Прямо передо мной на столе стояла корзина, полная окровавленной шерсти. В дальней части кухни шла ссора. Мадам Орьяк, ее брат-повар и девушка, совмещавшая должности горничной и официантки, оглянулись на меня и продолжали свой спор. Я остановился у плиты, на которой кипела кастрюля супа, и стал ждать. Через полминуты я бы вышел на цыпочках вон и заглянул бы чуть позже, если бы не начал понимать, что разговор касается моей персоны. С формальной точки зрения гостиница была закрыта. Из-за того, что девушка поселила этого джентльмена из Англии — мадам Орьяк махнула рукой в мою сторону, — она, мадам Орьяк, вынуждена была проявить последовательность и сдать две комнаты заезжей семье, а теперь прибыла еще и эта парижская дама. А чем их всех кормить? И рук тоже не хватает.

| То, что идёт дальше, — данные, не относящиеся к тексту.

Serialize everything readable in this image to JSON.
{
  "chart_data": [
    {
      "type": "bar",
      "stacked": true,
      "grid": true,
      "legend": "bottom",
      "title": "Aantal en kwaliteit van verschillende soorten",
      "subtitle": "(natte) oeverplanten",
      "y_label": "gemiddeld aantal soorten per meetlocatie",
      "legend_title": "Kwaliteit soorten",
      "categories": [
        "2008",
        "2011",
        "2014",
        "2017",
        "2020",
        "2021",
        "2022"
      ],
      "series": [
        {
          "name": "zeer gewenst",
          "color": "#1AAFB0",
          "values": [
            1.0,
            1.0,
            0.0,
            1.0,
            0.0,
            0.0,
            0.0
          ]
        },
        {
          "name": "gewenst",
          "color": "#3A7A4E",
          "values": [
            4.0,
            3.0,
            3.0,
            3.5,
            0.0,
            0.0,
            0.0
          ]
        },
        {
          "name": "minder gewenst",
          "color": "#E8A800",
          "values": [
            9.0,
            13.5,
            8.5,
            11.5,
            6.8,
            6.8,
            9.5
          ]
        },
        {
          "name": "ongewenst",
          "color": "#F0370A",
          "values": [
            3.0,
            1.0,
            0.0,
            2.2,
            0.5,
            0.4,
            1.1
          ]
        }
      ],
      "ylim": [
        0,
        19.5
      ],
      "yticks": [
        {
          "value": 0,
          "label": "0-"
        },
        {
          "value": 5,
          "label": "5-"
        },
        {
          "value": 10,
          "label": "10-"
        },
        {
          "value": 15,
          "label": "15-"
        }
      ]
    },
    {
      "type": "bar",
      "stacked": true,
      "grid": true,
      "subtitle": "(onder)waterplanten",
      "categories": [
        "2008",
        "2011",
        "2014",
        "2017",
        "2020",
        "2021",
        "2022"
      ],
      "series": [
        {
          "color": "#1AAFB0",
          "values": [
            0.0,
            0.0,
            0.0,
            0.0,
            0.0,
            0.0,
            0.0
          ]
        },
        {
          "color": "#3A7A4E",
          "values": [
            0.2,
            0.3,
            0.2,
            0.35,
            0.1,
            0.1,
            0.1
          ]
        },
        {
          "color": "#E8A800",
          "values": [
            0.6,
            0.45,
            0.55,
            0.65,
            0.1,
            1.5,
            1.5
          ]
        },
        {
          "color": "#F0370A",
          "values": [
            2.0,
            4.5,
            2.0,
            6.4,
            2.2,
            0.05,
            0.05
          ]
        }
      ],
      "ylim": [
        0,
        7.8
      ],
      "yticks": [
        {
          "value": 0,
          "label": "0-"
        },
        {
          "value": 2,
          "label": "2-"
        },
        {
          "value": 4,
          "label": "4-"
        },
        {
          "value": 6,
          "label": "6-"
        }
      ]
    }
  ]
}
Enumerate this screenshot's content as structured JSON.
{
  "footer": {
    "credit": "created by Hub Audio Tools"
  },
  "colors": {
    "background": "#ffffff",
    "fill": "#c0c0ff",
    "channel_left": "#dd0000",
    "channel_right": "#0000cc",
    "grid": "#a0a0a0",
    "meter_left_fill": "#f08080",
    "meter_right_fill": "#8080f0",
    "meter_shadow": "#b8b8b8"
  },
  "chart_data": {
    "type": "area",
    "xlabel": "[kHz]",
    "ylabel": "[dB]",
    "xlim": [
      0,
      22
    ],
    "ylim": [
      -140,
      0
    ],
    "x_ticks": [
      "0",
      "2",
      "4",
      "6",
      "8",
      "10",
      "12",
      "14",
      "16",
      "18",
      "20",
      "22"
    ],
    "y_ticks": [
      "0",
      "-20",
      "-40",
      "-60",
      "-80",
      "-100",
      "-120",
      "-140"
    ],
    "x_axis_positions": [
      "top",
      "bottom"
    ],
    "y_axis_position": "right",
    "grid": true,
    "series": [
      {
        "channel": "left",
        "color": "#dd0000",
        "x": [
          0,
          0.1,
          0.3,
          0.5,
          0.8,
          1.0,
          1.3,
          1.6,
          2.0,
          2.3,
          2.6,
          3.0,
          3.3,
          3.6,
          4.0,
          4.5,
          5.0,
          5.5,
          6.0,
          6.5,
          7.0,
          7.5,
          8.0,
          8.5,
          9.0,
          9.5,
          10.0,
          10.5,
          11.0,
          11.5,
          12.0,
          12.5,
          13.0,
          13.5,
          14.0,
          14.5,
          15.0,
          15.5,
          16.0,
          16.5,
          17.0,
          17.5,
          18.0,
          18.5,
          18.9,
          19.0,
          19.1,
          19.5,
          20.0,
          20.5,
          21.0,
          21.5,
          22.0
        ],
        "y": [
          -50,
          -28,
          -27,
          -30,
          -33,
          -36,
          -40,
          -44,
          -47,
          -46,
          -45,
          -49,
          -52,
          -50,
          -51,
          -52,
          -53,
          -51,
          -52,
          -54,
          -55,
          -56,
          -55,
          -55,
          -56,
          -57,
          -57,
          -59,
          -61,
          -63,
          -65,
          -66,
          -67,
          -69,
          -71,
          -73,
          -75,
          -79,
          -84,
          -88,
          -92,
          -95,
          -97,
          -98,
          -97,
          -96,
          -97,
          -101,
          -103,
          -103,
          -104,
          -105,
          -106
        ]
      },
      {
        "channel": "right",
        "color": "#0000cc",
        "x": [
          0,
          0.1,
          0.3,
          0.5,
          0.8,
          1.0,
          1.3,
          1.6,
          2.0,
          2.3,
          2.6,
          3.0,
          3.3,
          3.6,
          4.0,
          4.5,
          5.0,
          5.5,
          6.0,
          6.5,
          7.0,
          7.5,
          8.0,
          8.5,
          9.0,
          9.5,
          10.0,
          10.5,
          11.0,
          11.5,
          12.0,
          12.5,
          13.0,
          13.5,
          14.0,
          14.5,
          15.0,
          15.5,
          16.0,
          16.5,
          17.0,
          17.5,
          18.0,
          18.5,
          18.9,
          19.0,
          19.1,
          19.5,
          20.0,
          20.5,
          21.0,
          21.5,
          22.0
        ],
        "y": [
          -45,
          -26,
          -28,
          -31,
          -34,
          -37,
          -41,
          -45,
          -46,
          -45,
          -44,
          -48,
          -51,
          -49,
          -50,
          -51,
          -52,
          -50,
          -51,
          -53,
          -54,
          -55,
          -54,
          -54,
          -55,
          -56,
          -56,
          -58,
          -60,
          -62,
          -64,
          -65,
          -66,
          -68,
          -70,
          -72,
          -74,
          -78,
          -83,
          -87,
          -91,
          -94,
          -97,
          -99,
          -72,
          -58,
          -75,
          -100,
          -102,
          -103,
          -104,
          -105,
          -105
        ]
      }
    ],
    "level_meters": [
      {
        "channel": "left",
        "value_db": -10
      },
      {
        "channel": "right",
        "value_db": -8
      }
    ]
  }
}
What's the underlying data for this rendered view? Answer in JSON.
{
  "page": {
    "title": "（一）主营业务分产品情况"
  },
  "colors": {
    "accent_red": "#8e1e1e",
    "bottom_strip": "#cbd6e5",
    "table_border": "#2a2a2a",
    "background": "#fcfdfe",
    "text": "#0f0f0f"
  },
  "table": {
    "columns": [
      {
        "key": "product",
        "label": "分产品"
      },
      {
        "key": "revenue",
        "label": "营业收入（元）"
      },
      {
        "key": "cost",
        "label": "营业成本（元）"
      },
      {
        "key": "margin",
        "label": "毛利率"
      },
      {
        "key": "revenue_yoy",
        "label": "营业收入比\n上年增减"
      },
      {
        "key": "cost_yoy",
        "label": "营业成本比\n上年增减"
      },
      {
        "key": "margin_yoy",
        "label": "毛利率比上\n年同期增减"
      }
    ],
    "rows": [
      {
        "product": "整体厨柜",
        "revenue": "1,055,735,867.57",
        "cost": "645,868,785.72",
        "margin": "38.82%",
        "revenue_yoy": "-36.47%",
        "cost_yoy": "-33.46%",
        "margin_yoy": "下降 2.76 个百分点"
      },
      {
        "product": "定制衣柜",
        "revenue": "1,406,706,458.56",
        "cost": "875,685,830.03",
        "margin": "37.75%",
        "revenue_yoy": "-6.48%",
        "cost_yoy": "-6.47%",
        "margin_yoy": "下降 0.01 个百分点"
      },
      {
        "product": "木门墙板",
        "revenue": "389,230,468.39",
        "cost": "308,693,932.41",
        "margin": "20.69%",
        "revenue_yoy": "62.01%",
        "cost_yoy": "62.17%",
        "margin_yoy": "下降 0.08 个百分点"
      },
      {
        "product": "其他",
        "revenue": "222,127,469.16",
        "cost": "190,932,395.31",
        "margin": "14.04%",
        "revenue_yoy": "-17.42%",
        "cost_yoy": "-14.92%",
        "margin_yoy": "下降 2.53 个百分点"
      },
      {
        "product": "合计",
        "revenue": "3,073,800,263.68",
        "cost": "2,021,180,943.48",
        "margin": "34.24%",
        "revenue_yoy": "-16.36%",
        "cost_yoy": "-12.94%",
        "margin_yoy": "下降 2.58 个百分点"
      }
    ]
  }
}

Ее брат возразил, что никаких трудностей не будет, если все гости согласятся на семидесятипятифранковое меню — суп, салат, крольчатина, сыр — и не станут слишком привередничать. Девушка поддержала его. Мадам Орьяк сказала, что у нее несколько другие представления о собственном ресторане. Тут я откашлялся, извинился и постарался заверить их в том, что найти работающую гостиницу в такое время года вообще большая удача — и постояльцы это понимают — и что в подобных обстоятельствах комплексный обед приемлем вполне. Мадам Орьяк раздраженно выдохнула и покинула кухню, дернув напоследок головой, что можно было расценить как знак согласия, и ее брат торжествующе развел руки в стороны. Нужно прийти еще к одному соглашению: для простоты дела все постояльцы есть будут довольно рано и в одно и то же время, в половине восьмого. Я сказал, что с моей стороны никаких возражений не последует, и повар отправил девушку поставить в известность всех остальных.
Через полчаса я первым спустился в столовую. Чувствовал я себя теперь уже не просто как обычный постоялец. Я был свой человек, полноправный участник внутриполитических гостиничных процессов. Мадам Орьяк лично подала мне вино и хлеб. Настроение у нее успело перемениться в лучшую сторону, и мы выяснили, что в 1946 году она и впрямь здесь работала. Бернарда и Джун она, конечно же, не припомнит, но, естественно, знает мэрову историю насчет собак и непременно со мной переговорит, как только выдастся свободная минутка. Следом появилась парижская дама. Ей было слегка за тридцать, и она была красива той натянутой, изможденной красотой — хрупкие черты лица и чрезмерный маникюр, — которая характерна для некоторых француженок, слишком искусственной и резкой на мой вкус. У нее были впалые щеки и огромные глаза голодающего человека. Мне показалось, что в данном случае обильный стол не показан. Она процокала по выложенному плиткой полу в дальний угол, к столику, максимально удаленному от моего собственного. Откровенно игнорируя присутствие в комнате единственного находящегося в ней, кроме нее, человека, она добилась парадоксального впечатления, что каждое ее движение было рассчитано только на меня. Я отложил книгу и начал прикидывать, соответствует ли это действительности или же мы имеем дело с одной из тех мужских проекций себя, любимого, на все окружающее, на что порой жалуются женщины, но тут вошла семья.
Их было трое: муж, жена и мальчик лет восьми-девяти, и явились они обернутыми в свое собственное молчание, в ясно видимый конверт внутрисемейного напряжения, каковой и проплыл сквозь еще большую по масштабам тишину столовой и угнездился через один столик от меня. Расселись они под громкий скрип стульев. Мужчина, этакий петух на крохотном насесте, положил на стол татуированные руки и огляделся вокруг. Сперва он посмотрел в сторону парижской дамы, которая не заметила этого (или не пожелала заметить) и продолжала, как и раньше, изучать меню, а потом его взгляд встретился с моим. Я кивнул, но в ответ не получил даже намека на ответный респект. Он просто отметил самый факт моего существования, а потом что-то шепнул жене, которая достала из сумочки пачку «Голуаз» и зажигалку. Пока родители прикуривали, я смотрел на мальчика, который одиноко сидел со своей стороны стола. У меня сложилось такое впечатление, что буквально несколько минут назад за пределами столовой произошла сцена и ребенка наказали за какой-то проступок. Мальчик был какой-то вялый, может быть, даже и обиженный, левая рука висела вдоль туловища, правой он играл со столовым прибором.